Above The Line versus Below The Line

I’ve always thought of those terms as differentiating deductions, whether one that reduces gross income to adjusted gross income or one that reduces adjusted gross income to taxable income – where the “line” is adjusted gross income. You likely do, too. As it turns out, those terms are also used to differentiate parts of stipulated decisions. In that case, the “line” is the judge’s signature at the bottom of page 1. As Judge Lauber explained, only the information “above the line” reflects determinations by the court. That’s all the court has jurisdiction to decide – the amount of the deficiency, the amount of any penalties, and the amount of any overpayment. The stipulations on page 2, “below the line,” are simply agreements between the parties. This was another “Blinding Flash of the Obvious” for me; if you asked me, I might have explained it properly, but I hadn’t really given it much if any conscious thought.

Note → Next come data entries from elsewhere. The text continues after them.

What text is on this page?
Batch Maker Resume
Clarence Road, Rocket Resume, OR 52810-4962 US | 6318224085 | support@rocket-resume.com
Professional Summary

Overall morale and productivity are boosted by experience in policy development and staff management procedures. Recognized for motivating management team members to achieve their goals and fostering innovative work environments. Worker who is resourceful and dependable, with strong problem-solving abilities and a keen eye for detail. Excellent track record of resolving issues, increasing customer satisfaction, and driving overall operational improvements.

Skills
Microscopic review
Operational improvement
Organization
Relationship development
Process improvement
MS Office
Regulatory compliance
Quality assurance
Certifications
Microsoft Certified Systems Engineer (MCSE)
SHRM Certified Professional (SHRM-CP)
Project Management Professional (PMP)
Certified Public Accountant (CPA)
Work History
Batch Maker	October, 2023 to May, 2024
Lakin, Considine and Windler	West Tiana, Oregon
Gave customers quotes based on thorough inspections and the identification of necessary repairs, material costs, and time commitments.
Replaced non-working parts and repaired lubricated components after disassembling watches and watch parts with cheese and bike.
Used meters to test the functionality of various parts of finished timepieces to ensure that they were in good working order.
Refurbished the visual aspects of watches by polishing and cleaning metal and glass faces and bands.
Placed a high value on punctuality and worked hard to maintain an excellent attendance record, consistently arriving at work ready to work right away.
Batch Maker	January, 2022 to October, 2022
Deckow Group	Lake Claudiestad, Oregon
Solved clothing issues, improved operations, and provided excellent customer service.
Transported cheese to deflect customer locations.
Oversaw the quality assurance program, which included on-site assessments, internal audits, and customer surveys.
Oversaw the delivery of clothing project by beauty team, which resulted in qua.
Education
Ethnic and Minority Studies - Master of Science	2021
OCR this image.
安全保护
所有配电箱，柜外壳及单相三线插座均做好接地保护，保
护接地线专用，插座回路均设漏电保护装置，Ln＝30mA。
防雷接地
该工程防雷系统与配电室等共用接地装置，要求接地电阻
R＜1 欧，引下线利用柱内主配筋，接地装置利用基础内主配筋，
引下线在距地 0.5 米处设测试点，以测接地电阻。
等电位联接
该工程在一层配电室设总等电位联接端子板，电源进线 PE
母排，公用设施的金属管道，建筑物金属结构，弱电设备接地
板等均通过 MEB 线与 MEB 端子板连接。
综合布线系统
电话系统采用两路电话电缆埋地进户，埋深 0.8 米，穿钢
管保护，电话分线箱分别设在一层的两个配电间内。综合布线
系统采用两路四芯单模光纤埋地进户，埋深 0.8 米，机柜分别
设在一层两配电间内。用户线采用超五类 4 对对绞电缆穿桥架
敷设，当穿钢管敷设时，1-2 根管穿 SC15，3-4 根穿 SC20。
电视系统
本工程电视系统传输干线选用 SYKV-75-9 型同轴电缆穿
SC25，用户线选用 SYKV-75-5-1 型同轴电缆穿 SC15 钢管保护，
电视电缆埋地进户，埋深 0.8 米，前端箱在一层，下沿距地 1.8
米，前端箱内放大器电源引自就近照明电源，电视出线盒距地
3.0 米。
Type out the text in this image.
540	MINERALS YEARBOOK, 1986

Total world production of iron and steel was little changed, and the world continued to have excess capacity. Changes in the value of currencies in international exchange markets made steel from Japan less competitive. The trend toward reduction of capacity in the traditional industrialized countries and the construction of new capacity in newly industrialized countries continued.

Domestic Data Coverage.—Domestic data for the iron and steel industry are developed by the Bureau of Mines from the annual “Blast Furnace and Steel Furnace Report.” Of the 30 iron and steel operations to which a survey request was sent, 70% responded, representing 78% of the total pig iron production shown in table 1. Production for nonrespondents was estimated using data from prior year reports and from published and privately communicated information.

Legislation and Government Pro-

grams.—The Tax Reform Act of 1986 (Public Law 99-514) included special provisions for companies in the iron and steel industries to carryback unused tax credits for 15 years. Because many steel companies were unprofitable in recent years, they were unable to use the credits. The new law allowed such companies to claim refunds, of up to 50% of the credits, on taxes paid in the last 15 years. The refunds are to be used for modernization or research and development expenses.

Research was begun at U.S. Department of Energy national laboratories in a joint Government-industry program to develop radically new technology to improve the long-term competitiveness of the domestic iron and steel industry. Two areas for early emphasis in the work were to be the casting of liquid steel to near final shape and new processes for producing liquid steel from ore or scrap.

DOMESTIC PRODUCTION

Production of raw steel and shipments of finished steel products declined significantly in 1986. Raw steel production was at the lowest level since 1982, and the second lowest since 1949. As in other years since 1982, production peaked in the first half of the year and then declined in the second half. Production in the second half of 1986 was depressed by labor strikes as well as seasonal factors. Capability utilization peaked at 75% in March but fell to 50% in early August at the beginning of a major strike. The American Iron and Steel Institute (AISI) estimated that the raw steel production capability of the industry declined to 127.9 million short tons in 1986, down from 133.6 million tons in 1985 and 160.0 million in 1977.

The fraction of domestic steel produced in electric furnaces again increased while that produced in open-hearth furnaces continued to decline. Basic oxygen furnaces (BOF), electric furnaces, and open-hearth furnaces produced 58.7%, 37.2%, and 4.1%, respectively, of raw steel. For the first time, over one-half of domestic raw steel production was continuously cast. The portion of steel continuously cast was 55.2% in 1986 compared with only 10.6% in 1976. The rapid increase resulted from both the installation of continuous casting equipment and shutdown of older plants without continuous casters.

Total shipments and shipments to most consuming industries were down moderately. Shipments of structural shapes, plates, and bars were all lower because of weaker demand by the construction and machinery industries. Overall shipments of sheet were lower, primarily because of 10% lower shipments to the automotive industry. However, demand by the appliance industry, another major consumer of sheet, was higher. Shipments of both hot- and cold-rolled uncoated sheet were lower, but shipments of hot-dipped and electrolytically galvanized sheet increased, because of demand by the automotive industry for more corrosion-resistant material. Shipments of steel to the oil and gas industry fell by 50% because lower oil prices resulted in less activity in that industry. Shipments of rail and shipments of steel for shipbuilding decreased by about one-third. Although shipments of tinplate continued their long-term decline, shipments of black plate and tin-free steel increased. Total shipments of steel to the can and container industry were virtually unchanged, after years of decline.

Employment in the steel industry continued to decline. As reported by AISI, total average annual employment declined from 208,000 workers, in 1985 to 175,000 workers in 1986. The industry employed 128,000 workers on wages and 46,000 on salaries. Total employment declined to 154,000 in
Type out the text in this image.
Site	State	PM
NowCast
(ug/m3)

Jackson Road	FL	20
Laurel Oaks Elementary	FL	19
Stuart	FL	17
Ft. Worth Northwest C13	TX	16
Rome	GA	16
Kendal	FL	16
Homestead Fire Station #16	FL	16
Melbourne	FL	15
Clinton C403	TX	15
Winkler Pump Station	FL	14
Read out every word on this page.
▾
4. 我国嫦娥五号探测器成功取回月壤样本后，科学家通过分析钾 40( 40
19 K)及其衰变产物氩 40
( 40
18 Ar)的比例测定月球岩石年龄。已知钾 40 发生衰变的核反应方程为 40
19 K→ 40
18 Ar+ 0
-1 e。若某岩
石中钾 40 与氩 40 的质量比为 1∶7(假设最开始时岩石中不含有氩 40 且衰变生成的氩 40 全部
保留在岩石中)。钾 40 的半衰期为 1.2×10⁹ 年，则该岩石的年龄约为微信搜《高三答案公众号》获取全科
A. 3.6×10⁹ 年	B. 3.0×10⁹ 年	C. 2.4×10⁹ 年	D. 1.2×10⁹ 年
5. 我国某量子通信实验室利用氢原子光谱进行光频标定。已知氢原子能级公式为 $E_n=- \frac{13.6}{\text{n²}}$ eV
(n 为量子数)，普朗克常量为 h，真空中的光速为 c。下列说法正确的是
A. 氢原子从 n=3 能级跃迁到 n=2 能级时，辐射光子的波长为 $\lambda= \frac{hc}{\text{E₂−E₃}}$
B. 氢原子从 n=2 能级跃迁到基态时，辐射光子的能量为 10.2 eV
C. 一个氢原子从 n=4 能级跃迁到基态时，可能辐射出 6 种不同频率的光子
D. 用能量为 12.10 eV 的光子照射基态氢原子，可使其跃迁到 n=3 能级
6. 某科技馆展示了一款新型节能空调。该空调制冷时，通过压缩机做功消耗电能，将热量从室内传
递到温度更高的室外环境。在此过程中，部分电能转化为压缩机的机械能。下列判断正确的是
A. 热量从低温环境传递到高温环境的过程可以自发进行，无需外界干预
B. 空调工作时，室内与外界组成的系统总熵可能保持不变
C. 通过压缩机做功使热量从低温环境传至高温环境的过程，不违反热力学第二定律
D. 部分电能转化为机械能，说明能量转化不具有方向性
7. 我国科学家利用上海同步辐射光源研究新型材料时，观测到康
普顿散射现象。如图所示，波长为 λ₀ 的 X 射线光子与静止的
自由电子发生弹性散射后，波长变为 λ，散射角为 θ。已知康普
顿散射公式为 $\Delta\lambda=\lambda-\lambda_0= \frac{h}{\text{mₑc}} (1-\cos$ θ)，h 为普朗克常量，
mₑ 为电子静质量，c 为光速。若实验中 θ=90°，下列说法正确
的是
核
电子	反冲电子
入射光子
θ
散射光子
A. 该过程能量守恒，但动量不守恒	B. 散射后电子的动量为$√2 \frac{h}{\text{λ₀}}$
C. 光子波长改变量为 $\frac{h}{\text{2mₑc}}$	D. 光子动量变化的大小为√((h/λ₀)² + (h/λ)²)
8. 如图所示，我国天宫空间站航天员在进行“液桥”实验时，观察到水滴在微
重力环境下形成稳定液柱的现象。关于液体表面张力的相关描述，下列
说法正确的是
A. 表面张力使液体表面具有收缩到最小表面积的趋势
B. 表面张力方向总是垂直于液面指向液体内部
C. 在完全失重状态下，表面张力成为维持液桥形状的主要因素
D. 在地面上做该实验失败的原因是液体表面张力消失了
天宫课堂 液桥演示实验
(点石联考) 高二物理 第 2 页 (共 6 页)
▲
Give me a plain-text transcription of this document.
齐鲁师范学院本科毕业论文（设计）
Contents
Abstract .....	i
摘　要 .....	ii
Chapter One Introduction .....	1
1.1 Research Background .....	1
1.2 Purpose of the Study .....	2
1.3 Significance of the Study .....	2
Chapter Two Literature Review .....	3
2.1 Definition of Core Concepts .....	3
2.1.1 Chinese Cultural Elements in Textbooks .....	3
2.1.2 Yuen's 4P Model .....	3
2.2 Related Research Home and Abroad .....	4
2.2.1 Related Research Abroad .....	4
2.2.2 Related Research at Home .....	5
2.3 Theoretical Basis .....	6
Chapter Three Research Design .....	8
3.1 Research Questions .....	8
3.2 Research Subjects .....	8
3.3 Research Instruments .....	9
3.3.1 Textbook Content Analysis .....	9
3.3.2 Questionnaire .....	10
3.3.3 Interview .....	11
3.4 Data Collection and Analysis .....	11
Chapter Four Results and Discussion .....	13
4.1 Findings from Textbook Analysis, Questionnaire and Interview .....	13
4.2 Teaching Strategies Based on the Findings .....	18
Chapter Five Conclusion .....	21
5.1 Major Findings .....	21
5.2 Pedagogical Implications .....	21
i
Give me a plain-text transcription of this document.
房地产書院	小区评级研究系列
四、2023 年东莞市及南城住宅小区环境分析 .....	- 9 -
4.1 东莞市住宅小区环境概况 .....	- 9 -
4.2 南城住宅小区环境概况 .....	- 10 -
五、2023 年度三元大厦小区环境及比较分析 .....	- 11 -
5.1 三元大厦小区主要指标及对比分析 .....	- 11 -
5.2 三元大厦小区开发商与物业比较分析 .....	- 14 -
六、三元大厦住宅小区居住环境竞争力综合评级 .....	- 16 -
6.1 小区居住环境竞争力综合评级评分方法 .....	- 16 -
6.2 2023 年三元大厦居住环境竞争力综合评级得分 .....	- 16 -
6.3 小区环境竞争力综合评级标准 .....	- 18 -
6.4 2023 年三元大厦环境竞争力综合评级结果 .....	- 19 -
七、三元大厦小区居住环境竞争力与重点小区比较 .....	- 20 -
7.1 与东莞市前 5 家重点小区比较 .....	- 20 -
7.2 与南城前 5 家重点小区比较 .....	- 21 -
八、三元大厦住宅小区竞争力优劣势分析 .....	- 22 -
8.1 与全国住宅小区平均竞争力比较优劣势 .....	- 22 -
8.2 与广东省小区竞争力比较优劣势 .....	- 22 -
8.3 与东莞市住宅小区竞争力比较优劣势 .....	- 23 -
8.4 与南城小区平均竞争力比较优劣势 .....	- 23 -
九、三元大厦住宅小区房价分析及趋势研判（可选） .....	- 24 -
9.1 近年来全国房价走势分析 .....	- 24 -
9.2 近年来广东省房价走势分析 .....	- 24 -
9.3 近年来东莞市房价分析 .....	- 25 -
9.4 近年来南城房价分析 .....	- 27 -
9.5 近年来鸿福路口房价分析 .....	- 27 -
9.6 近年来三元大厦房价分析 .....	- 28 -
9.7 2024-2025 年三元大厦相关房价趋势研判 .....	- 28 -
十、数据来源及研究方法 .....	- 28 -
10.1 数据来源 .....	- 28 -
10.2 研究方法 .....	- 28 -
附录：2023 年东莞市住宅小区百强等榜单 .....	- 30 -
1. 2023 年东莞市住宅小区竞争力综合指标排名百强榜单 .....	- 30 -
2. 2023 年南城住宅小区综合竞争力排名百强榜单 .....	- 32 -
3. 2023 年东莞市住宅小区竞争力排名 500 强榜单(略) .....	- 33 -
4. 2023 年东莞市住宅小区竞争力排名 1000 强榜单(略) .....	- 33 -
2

Most stipulations are routine items. The court can enter the decision. Any deficiency stated does not include underpayment interest, which will be assessed as provided by law.  Any overpayment stated does not include overpayment interest, which will be credited or paid as provided by law. For regular cases, the parties may stipulate that respondent can assess without waiting for the Tax Court decision to become final. And there may be stipulations of “prepayment credits” that reduce the amount owed by the petitioner but do not create an overpayment.

Since the stipulation that the petitioner relied on was “below the line,” the court (judge) hadn’t even determined that there was a deposit. This was the court’s first reason for rejecting the petitioner’s argument – not only was there no overpayment, but also the court had not made a determination even about the existence of the deposit.

But All Is Not Lost!

The petitioner got no relief from the court, but that’s not the end of the story. The IRS hadn’t previously paid any interest on the returned $3,473,750. While arguing the motion to redetermine interest, at least the IRS conceded that the petitioner was entitled to interest on the returned deposit, although at the lower interest rates applicable to section 6603 deposits. (That rate is 3% less than the rate for overpayments; from the fourth quarter of 2011 through the first quarter of 2016, it was 0%.) The IRS said that meant the interest payable would be $218,122 instead of the $1,267,323 that petitioner had claimed. At least it’s something.

For me, this “simple” dismissal for lack of jurisdiction in a memorandum opinion was a very good explanation/reminder/Blinding Flash of the Obvious!